What is a Big Red Button?
Google recently posted Lessons Learned from Twenty Years of Site Reliability Engineering.
#4 is a big red button.
A “Big Red Button” is a unique but highly practical safety feature: it should kick off a simple, easy-to-trigger action that reverts whatever triggered the undesirable state to (ideally) shut down whatever’s happening.
The Stage
At the time git repositories were served by a single-node1.
Traffic included users, Jenkins builds, and now a new massively parallel build system.
As Niagara’s workload ramped up, the source control system could be overwhelmed. This could mean anything from long response times to not responding at all.
We take this seriously as it blocks users from committing and builds from running. Each issue caused changes to the system.
- Observability improved
- Layers of throttling emerged
- Large runs could be cancelled in batches
Solid improvements, but they still required someone who knew the system well.

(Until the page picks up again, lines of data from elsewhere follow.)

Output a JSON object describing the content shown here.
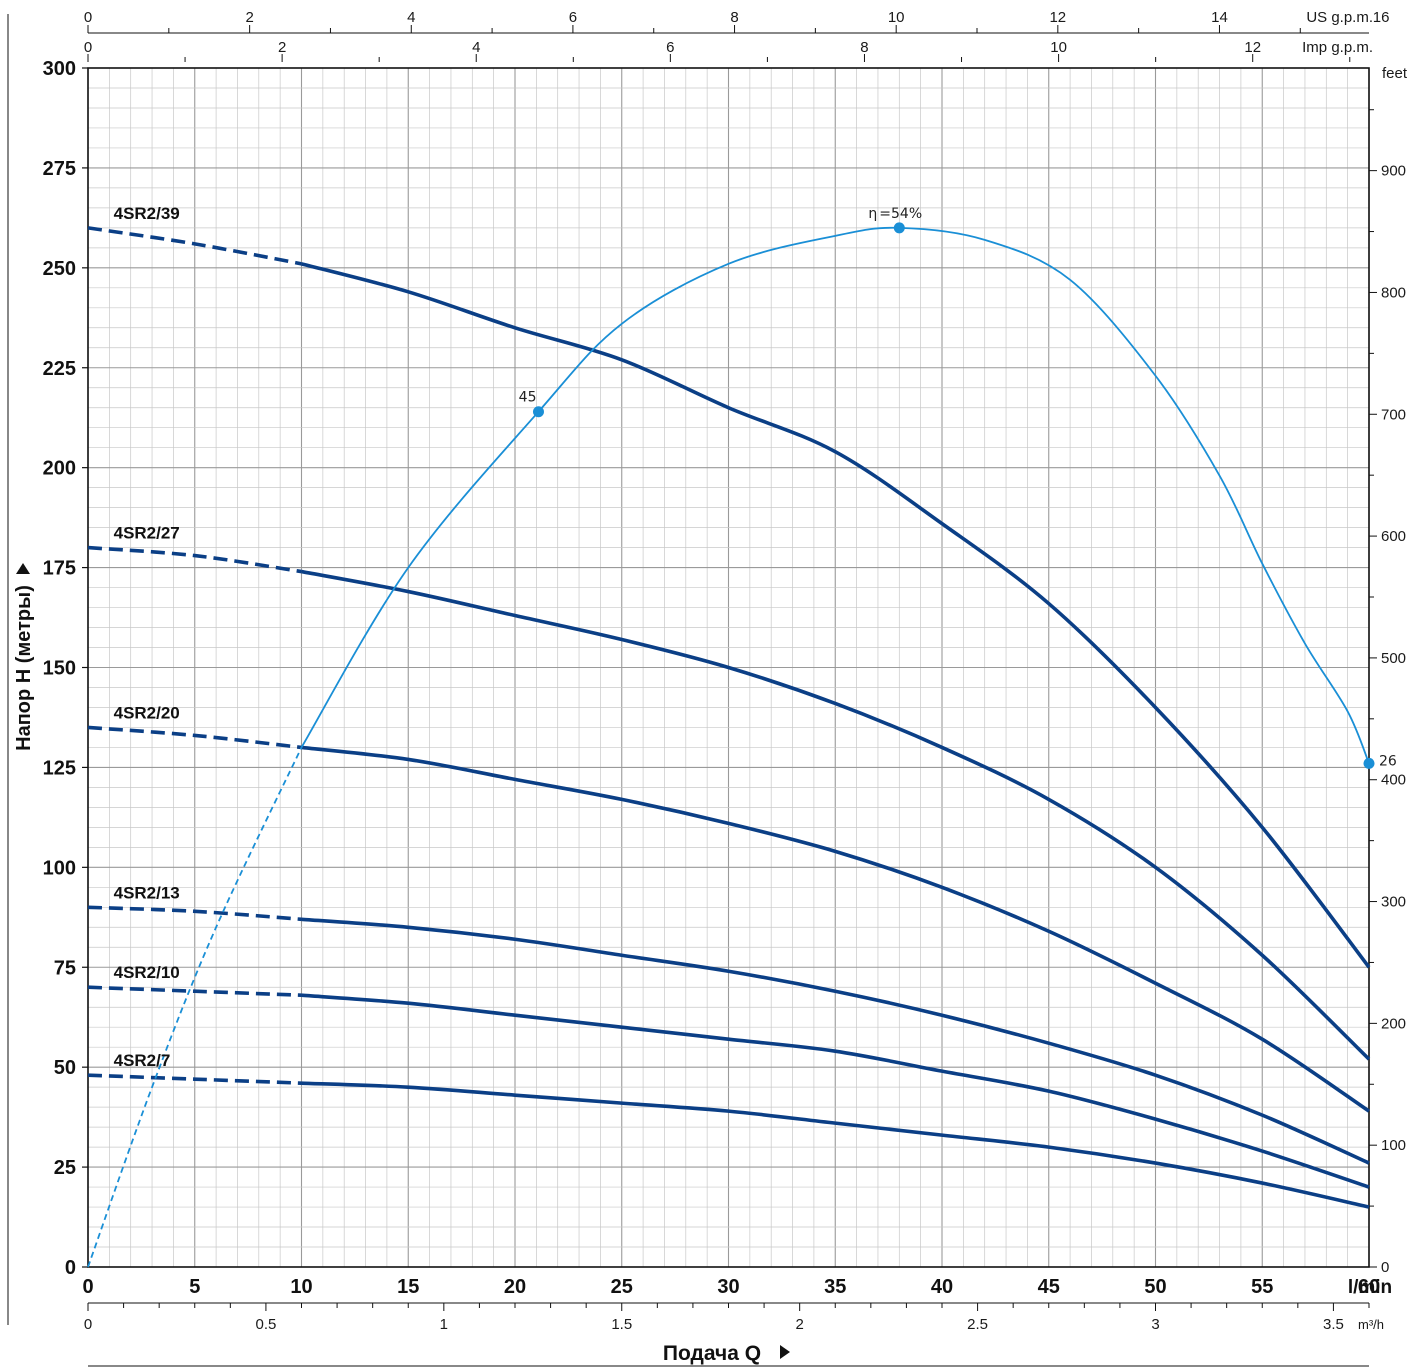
{
  "chart_data": {
    "type": "line",
    "title": "",
    "xlabel": "Подача Q",
    "ylabel": "Напор H (метры)",
    "x_unit_label": "l/min",
    "xlim": [
      0,
      60
    ],
    "ylim": [
      0,
      300
    ],
    "grid": true,
    "x_ticks": [
      "0",
      "5",
      "10",
      "15",
      "20",
      "25",
      "30",
      "35",
      "40",
      "45",
      "50",
      "55",
      "60"
    ],
    "y_ticks": [
      "0",
      "25",
      "50",
      "75",
      "100",
      "125",
      "150",
      "175",
      "200",
      "225",
      "250",
      "275",
      "300"
    ],
    "secondary_axes": {
      "m3h": {
        "label": "m³/h",
        "ticks": [
          "0",
          "0.5",
          "1",
          "1.5",
          "2",
          "2.5",
          "3",
          "3.5"
        ]
      },
      "us_gpm": {
        "label": "US g.p.m.",
        "ticks": [
          "0",
          "2",
          "4",
          "6",
          "8",
          "10",
          "12",
          "14",
          "16"
        ]
      },
      "imp_gpm": {
        "label": "Imp g.p.m.",
        "ticks": [
          "0",
          "2",
          "4",
          "6",
          "8",
          "10",
          "12"
        ]
      },
      "feet": {
        "label": "feet",
        "ticks": [
          "0",
          "100",
          "200",
          "300",
          "400",
          "500",
          "600",
          "700",
          "800",
          "900"
        ]
      }
    },
    "series": [
      {
        "name": "4SR2/39",
        "dashed_until_x": 10,
        "x": [
          0,
          5,
          10,
          15,
          20,
          25,
          30,
          35,
          40,
          45,
          50,
          55,
          60
        ],
        "values": [
          260,
          256,
          251,
          244,
          235,
          227,
          215,
          204,
          186,
          166,
          140,
          110,
          75
        ]
      },
      {
        "name": "4SR2/27",
        "dashed_until_x": 10,
        "x": [
          0,
          5,
          10,
          15,
          20,
          25,
          30,
          35,
          40,
          45,
          50,
          55,
          60
        ],
        "values": [
          180,
          178,
          174,
          169,
          163,
          157,
          150,
          141,
          130,
          117,
          100,
          78,
          52
        ]
      },
      {
        "name": "4SR2/20",
        "dashed_until_x": 10,
        "x": [
          0,
          5,
          10,
          15,
          20,
          25,
          30,
          35,
          40,
          45,
          50,
          55,
          60
        ],
        "values": [
          135,
          133,
          130,
          127,
          122,
          117,
          111,
          104,
          95,
          84,
          71,
          57,
          39
        ]
      },
      {
        "name": "4SR2/13",
        "dashed_until_x": 10,
        "x": [
          0,
          5,
          10,
          15,
          20,
          25,
          30,
          35,
          40,
          45,
          50,
          55,
          60
        ],
        "values": [
          90,
          89,
          87,
          85,
          82,
          78,
          74,
          69,
          63,
          56,
          48,
          38,
          26
        ]
      },
      {
        "name": "4SR2/10",
        "dashed_until_x": 10,
        "x": [
          0,
          5,
          10,
          15,
          20,
          25,
          30,
          35,
          40,
          45,
          50,
          55,
          60
        ],
        "values": [
          70,
          69,
          68,
          66,
          63,
          60,
          57,
          54,
          49,
          44,
          37,
          29,
          20
        ]
      },
      {
        "name": "4SR2/7",
        "dashed_until_x": 10,
        "x": [
          0,
          5,
          10,
          15,
          20,
          25,
          30,
          35,
          40,
          45,
          50,
          55,
          60
        ],
        "values": [
          48,
          47,
          46,
          45,
          43,
          41,
          39,
          36,
          33,
          30,
          26,
          21,
          15
        ]
      }
    ],
    "efficiency_curve": {
      "dashed_until_x": 10,
      "x": [
        0,
        3,
        6,
        10,
        15,
        21.1,
        25,
        30,
        35,
        38,
        42,
        46,
        50,
        53,
        55,
        57,
        59,
        60
      ],
      "y": [
        0,
        45,
        85,
        130,
        175,
        214,
        236,
        251,
        258,
        260,
        257,
        247,
        223,
        198,
        176,
        156,
        139,
        126
      ],
      "markers": [
        {
          "x": 21.1,
          "y": 214,
          "label": "45"
        },
        {
          "x": 38,
          "y": 260,
          "label": "=54%",
          "symbol": "η"
        },
        {
          "x": 60,
          "y": 126,
          "label": "26"
        }
      ]
    },
    "colors": {
      "pump_curves": "#0b3f86",
      "efficiency": "#1a8fd6",
      "grid_minor": "#c8c8c8",
      "grid_major": "#9a9a9a"
    }
  }
}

Turning the system off needed to be easy.
Simple Shutdowns
By request, I created a button that could be used by anyone at the first sign of trouble.
Our big red button came in two flavors.
- Hold launching containers - anything running could complete
- Cancel everything running
The simplest way to hand over control was to wire it up to a Jenkins job. The job would notify whenever it ran, so we could all be on the same page.
Internally we referred to the big red button as a panic button or Andon cord.
- This setup has evolved to multi-node.↩